We perform planned laparotomies after 48 h. In the literature there is no benefit shown respective laparotomy on demand versus planned laparotomy [15,19,30]. After the lavage of the abdomen with 10 L Ringers solution we place a continuous negative pressure device if we see peritonitis in more than one quadrant. We use either the ABThera® device of KCI Medizinprodukte GmbH or the Suprasorb® CNP Drainagefolie of Lohmann & Rauscher GmbH. We use a very low negative pressure of -50 mmHg. We did an own study with patients with acute secondary peritonitis treated with abdominal negative pressure therapy of the two different devices. There were no differences concerning patient characteristics, duration of abdominal vacuum therapy, the possibility of direct fascial closure or morbidity and mortality with the two different systems used [13]. The average duration of the treatment is given with 5-26 days in the literature [7,31]. Our findings are conforming to that. What was very uncommon and outstanding in our study that we had an intestinal fistula rate of 0%. In the international literature there are rates of fistulas for open abdomen treatment of 4-35% [7]. We suggest this is because of the low negative pressure that we are using. We choose to use this pressure because of many years of experience and because of recommendation of a current review concerning this therapy [32]. We could not find any differences concerning the amount and the solution (Ringer, Saline Solution, Saline and Na Bicarbonate, Taurolidin) used for the lavage [33,34].

If we suspect acute secondary peritonitis we start with broad-spectrum antibiotics with gram negative and anaerobic coverage. Most of the time we have to deal with a mixture of pathogens of the steril abdominal cavity with pathogens of the natural gut flora. There are gram-negative enterobacteriae, klebsiella, gram-positive coccus like enterococcus and anaerobics. Yeast is also a problem [35]. We take swabs during the reoperation of the patient for the de-escalation of the antibiotics in regard of pathogen and resistance. We also take a peritoneal biopsy to test the presence of fungus. The perioperative therapy of the patient is of outstanding importance. We treat the patient interdisciplinary on an intensive care unit.

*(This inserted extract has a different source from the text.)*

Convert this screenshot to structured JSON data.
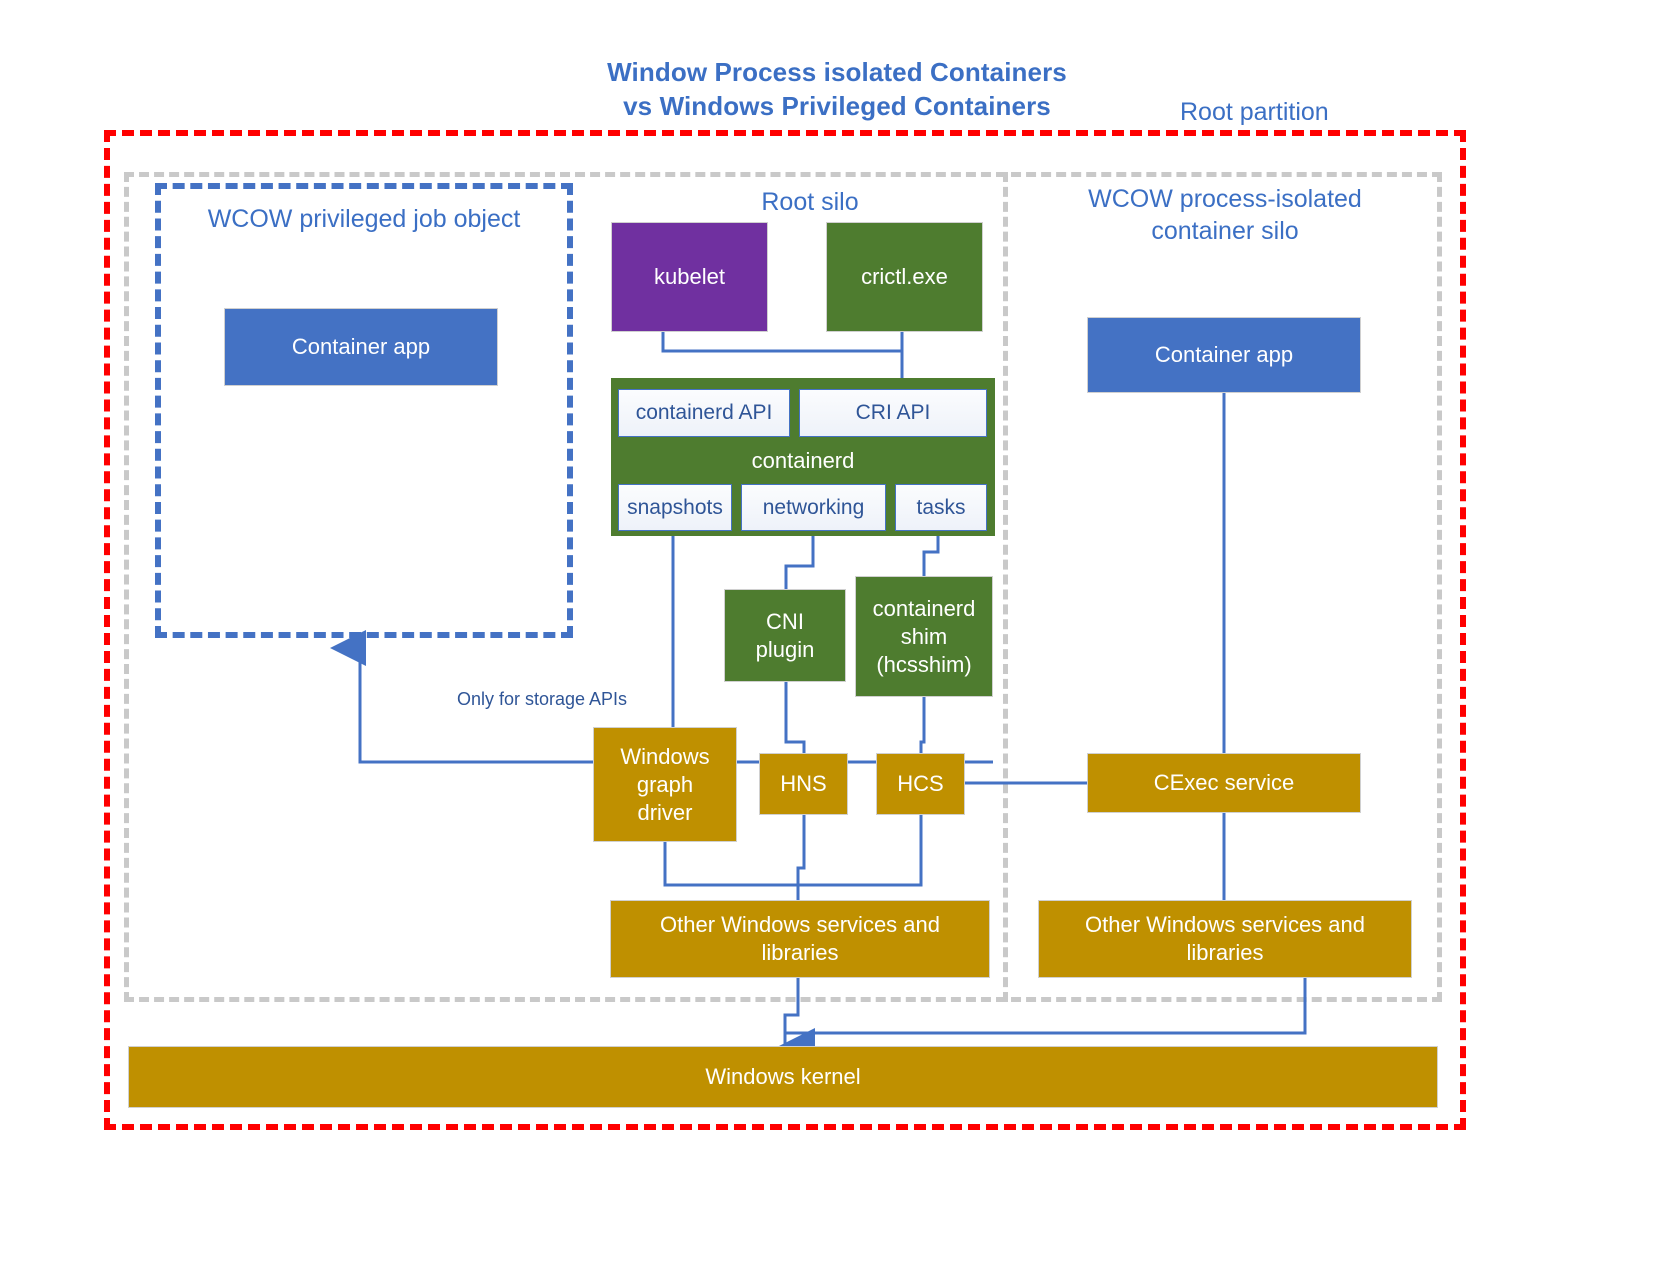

The closure of the abdominal cavity is carried out at the time when intra-abdominal signs of infection clinically (fibrin cover of the gut, pus, unclear fluid) are not detectable anymore. If the fascia appears to be stable and there is a tension free closure possible we perform a direct closure with a monofil absorbable suture (Figure 1). If this is not possible an absorbable mesh is implanted. If there is more conditioning of the wound required we use subcutaneous negative pressure therapy.

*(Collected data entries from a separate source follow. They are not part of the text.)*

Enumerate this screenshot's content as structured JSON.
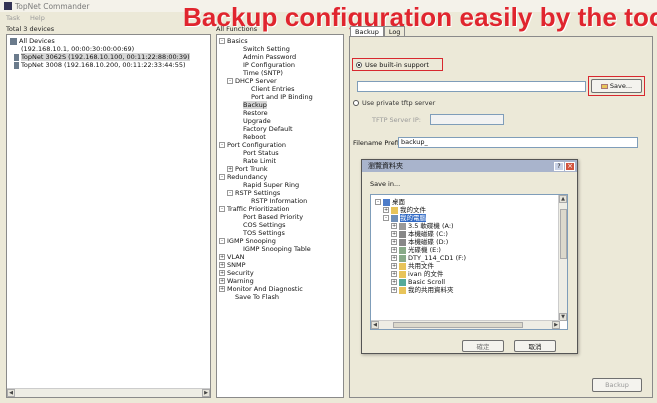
{
  "window": {
    "title": "TopNet Commander",
    "menu": [
      "Task",
      "Help"
    ]
  },
  "banner": {
    "text": "Backup configuration easily by the tool"
  },
  "devices": {
    "header": "Total 3 devices",
    "root": "All Devices",
    "items": [
      "(192.168.10.1, 00:00:30:00:00:69)",
      "TopNet 3062S (192.168.10.100, 00:11:22:88:00:39)",
      "TopNet 3008 (192.168.10.200, 00:11:22:33:44:55)"
    ]
  },
  "functions": {
    "header": "All Functions",
    "items": [
      {
        "label": "Basics",
        "level": 0,
        "exp": "-"
      },
      {
        "label": "Switch Setting",
        "level": 2
      },
      {
        "label": "Admin Password",
        "level": 2
      },
      {
        "label": "IP Configuration",
        "level": 2
      },
      {
        "label": "Time (SNTP)",
        "level": 2
      },
      {
        "label": "DHCP Server",
        "level": 1,
        "exp": "-"
      },
      {
        "label": "Client Entries",
        "level": 3
      },
      {
        "label": "Port and IP Binding",
        "level": 3
      },
      {
        "label": "Backup",
        "level": 2
      },
      {
        "label": "Restore",
        "level": 2
      },
      {
        "label": "Upgrade",
        "level": 2
      },
      {
        "label": "Factory Default",
        "level": 2
      },
      {
        "label": "Reboot",
        "level": 2
      },
      {
        "label": "Port Configuration",
        "level": 0,
        "exp": "-"
      },
      {
        "label": "Port Status",
        "level": 2
      },
      {
        "label": "Rate Limit",
        "level": 2
      },
      {
        "label": "Port Trunk",
        "level": 1,
        "exp": "+"
      },
      {
        "label": "Redundancy",
        "level": 0,
        "exp": "-"
      },
      {
        "label": "Rapid Super Ring",
        "level": 2
      },
      {
        "label": "RSTP Settings",
        "level": 1,
        "exp": "-"
      },
      {
        "label": "RSTP Information",
        "level": 3
      },
      {
        "label": "Traffic Prioritization",
        "level": 0,
        "exp": "-"
      },
      {
        "label": "Port Based Priority",
        "level": 2
      },
      {
        "label": "COS Settings",
        "level": 2
      },
      {
        "label": "TOS Settings",
        "level": 2
      },
      {
        "label": "IGMP Snooping",
        "level": 0,
        "exp": "-"
      },
      {
        "label": "IGMP Snooping Table",
        "level": 2
      },
      {
        "label": "VLAN",
        "level": 0,
        "exp": "+"
      },
      {
        "label": "SNMP",
        "level": 0,
        "exp": "+"
      },
      {
        "label": "Security",
        "level": 0,
        "exp": "+"
      },
      {
        "label": "Warning",
        "level": 0,
        "exp": "+"
      },
      {
        "label": "Monitor And Diagnostic",
        "level": 0,
        "exp": "+"
      },
      {
        "label": "Save To Flash",
        "level": 1
      }
    ]
  },
  "tabs": [
    "Backup",
    "Log"
  ],
  "backup": {
    "radio_builtin": "Use built-in support",
    "save_button": "Save...",
    "radio_tftp": "Use private tftp server",
    "tftp_label": "TFTP Server IP:",
    "filename_label": "Filename Prefix:",
    "filename_value": "backup_",
    "backup_button": "Backup"
  },
  "dialog": {
    "title": "瀏覽資料夾",
    "prompt": "Save in...",
    "items": [
      {
        "label": "桌面",
        "level": 0,
        "exp": "-"
      },
      {
        "label": "我的文件",
        "level": 1,
        "exp": "+"
      },
      {
        "label": "我的電腦",
        "level": 1,
        "exp": "-",
        "sel": true
      },
      {
        "label": "3.5 軟碟機 (A:)",
        "level": 2,
        "exp": "+"
      },
      {
        "label": "本機磁碟 (C:)",
        "level": 2,
        "exp": "+"
      },
      {
        "label": "本機磁碟 (D:)",
        "level": 2,
        "exp": "+"
      },
      {
        "label": "光碟機 (E:)",
        "level": 2,
        "exp": "+"
      },
      {
        "label": "DTY_114_CD1 (F:)",
        "level": 2,
        "exp": "+"
      },
      {
        "label": "共用文件",
        "level": 2,
        "exp": "+"
      },
      {
        "label": "ivan 的文件",
        "level": 2,
        "exp": "+"
      },
      {
        "label": "Basic Scroll",
        "level": 2,
        "exp": "+"
      },
      {
        "label": "我的共用資料夾",
        "level": 2,
        "exp": "+"
      }
    ],
    "ok": "確定",
    "cancel": "取消"
  }
}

trauma-acute-care-dynamic-fascial

Figure 1: Fortelny et al. describe a combination of continuous negative pressure therapy with dynamic fascial sutures for closure of the abdominal wall [36].

Conclusion

The acute secondary peritonitis still is associated with a high morbidity and mortality. Fast acting for the elimination of the source, abdominal lavage, derivation of the exudate and interdisciplinary treatment with antibiotics on an intensive care unit is still the treatment of choice. Interventional treatment and different lavage options need to be further studied.

Conflict of Interest

Dr. V. Müller and Dr. W. Raue have undertaken consultancy work for Lohmann & Rauscher GmbH & Co. KG in the area of continuous negative pressure therapy and have received honoraria from Lohmann & Rauscher.

Authors Contribution

Dr. Koplin and Dr. Strauchmann made equal contributions to the article, and both are considered to be first authors.